The test was developed by researchers at the US-based not-for-profit Brain Chemistry Labs. Their work involved analyzing 788 blood samples, roughly split between patients with MND/ALS and those without the illness. The scientists focused on microRNAs, tiny fragments of genetic material present in the blood that play a crucial role in regulating cell function. Patterns of these microRNAs can change in the presence of disease, making them valuable potential biomarkers for illness.

Specifically, the research team identified eight distinct microRNAs linked to motor neurone disease. The initial biomarker parameters were established using 449 individual blood samples. Subsequently, a laboratory technique called quantitative polymerase chain reaction (qPCR) was employed to rapidly analyze the remaining samples and validate the test's diagnostic precision. Dr Rachel Dunlop, a senior researcher at Brain Chemistry Labs, highlighted the profound impact of this development, stating that it 'means that patients can initiate therapy early in the disease.'

Motor neurone disease is a rare, progressive neurological condition that devastates the nerves controlling movement, rapidly leading to muscle weakness, paralysis, and ultimately death. Around 5,000 adults in the UK currently live with MND, with ALS being its most common form. While symptoms typically appear between the ages of 55 and 75, early signs can include muscle twitches, a weak grip, weakness in the leg or ankle, slurred speech, and unexplained weight loss. For most patients, life expectancy ranges from two to five years after symptom onset, though progression rates can vary significantly.

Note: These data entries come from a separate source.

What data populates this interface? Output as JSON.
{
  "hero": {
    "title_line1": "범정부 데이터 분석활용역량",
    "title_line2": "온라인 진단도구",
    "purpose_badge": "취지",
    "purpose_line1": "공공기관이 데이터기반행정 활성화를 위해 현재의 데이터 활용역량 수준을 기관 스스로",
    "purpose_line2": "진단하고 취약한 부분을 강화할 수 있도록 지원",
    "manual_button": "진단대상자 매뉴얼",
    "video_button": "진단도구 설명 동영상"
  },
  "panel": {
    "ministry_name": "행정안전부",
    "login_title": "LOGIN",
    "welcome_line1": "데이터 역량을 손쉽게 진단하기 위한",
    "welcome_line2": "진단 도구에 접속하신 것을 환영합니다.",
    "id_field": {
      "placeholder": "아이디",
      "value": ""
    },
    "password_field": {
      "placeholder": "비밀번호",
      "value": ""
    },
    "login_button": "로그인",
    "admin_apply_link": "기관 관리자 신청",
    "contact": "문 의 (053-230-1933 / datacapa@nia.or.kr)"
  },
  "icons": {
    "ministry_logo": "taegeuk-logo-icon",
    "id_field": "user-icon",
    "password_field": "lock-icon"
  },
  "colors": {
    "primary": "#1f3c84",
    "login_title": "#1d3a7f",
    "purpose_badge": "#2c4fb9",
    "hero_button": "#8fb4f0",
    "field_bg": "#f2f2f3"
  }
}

A major challenge in managing ALS has been the significant delays in diagnosis. Dr Paul Alan Cox, executive and co-founder of Brain Chemistry Labs, emphasized the urgency, stating, 'For ALS, which typically results in loss of life within 2–5 years from the appearance of symptoms, a delay of one year in receiving a diagnosis is simply unacceptable.' He underscored that 'The ALS patient population is deeply underserved,' which propelled their pursuit of this diagnostic breakthrough.

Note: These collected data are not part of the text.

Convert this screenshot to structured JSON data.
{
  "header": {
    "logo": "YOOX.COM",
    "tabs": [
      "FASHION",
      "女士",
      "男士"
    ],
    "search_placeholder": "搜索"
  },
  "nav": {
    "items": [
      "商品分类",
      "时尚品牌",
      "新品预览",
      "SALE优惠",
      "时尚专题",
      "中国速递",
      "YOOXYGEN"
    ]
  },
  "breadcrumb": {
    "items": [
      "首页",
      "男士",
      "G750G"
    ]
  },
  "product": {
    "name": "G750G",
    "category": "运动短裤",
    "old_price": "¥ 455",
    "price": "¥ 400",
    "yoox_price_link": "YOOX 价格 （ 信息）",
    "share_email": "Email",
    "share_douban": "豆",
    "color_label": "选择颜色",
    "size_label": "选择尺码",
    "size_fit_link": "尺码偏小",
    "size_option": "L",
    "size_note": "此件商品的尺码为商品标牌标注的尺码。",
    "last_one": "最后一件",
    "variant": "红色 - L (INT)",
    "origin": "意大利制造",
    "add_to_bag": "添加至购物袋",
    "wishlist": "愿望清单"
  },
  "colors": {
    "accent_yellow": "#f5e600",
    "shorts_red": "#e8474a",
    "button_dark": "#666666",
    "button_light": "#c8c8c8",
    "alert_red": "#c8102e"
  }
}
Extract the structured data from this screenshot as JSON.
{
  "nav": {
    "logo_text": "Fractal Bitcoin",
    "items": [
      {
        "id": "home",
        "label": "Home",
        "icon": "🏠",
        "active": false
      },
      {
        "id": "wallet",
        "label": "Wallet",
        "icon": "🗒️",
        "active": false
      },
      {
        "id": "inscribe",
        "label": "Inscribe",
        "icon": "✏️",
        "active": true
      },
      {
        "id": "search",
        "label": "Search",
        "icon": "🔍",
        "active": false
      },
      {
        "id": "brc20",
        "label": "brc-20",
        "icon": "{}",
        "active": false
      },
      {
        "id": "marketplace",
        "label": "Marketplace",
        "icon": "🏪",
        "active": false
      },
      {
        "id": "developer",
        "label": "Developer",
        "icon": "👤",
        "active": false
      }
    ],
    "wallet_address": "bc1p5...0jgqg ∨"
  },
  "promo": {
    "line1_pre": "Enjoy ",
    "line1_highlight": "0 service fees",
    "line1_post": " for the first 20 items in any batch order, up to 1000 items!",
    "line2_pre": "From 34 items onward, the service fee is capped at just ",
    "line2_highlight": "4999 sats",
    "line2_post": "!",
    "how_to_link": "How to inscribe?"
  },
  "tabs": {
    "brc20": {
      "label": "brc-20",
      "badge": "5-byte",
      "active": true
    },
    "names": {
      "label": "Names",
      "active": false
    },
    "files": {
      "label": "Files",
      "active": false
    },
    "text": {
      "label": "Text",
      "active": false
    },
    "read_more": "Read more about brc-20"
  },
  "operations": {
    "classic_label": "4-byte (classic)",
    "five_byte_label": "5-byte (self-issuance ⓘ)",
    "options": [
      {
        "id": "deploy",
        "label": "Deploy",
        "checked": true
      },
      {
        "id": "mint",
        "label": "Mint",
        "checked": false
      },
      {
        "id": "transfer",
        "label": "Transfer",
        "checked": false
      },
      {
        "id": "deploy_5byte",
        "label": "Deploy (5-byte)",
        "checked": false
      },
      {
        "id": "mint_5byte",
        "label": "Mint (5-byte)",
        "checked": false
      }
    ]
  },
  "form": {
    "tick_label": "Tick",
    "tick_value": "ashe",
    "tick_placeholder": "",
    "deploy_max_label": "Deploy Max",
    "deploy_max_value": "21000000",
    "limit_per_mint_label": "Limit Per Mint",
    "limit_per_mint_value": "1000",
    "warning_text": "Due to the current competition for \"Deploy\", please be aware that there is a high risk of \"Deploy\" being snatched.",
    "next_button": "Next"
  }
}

Earlier and more accurate diagnosis is critical, as it would allow patients to access specialist care, symptom-relieving treatments, and clinical trials much sooner. Though there is currently no cure for MND, these interventions can significantly improve quality of life. Following their successful findings, Dr Sandra Banack announced that the team is now seeking to transition the test beyond the laboratory, actively looking to 'identify a diagnostic firm to make this test commercially available.'

The disease has recently gained increased public attention through several high-profile cases. England rugby legend Lewis Moody revealed his diagnosis at 47 earlier this year. The illness also claimed the life of former rugby league star Rob Burrow, who was diagnosed in 2019 and became a powerful campaigner for enhanced research funding and improved patient care. Actor Eric Dane, known for his role in Grey’s Anatomy, also recently disclosed his diagnosis. Perhaps the most well-known case is that of famed physicist Professor Stephen Hawking, who defied expectations by living with MND for over 40 years after an early-20s diagnosis.

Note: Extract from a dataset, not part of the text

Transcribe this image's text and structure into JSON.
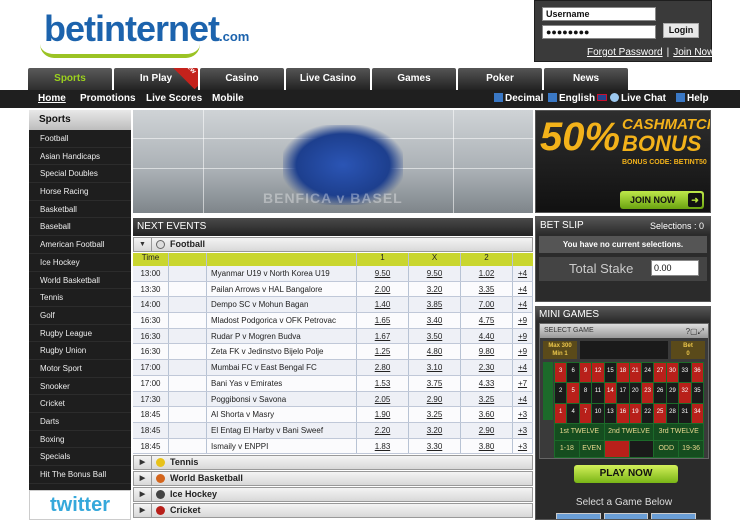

Beyond diagnostics, recent genetic discoveries are also shedding light on the disease's development and pointing towards future treatments. A study published earlier this year identified 423 ultra-rare genetic variants shared by individuals with ALS and those with another motor neurone condition, hereditary spastic paraplegia (HSP). Although these diseases progress differently, their genetic overlap suggests shared biological mechanisms. Dr Gang Wu, a statistician who led this research, noted that rare genetic variants in motor neurone diseases have often been overlooked. He explained, 'By analysing a large dataset with multiple related motor neuron disorders, we found that genes associated with HSP could also increase the risk for sporadic ALS.' These findings hold promise for helping scientists better understand who is at risk of developing ALS and, over time, supporting the development of much-needed new treatments.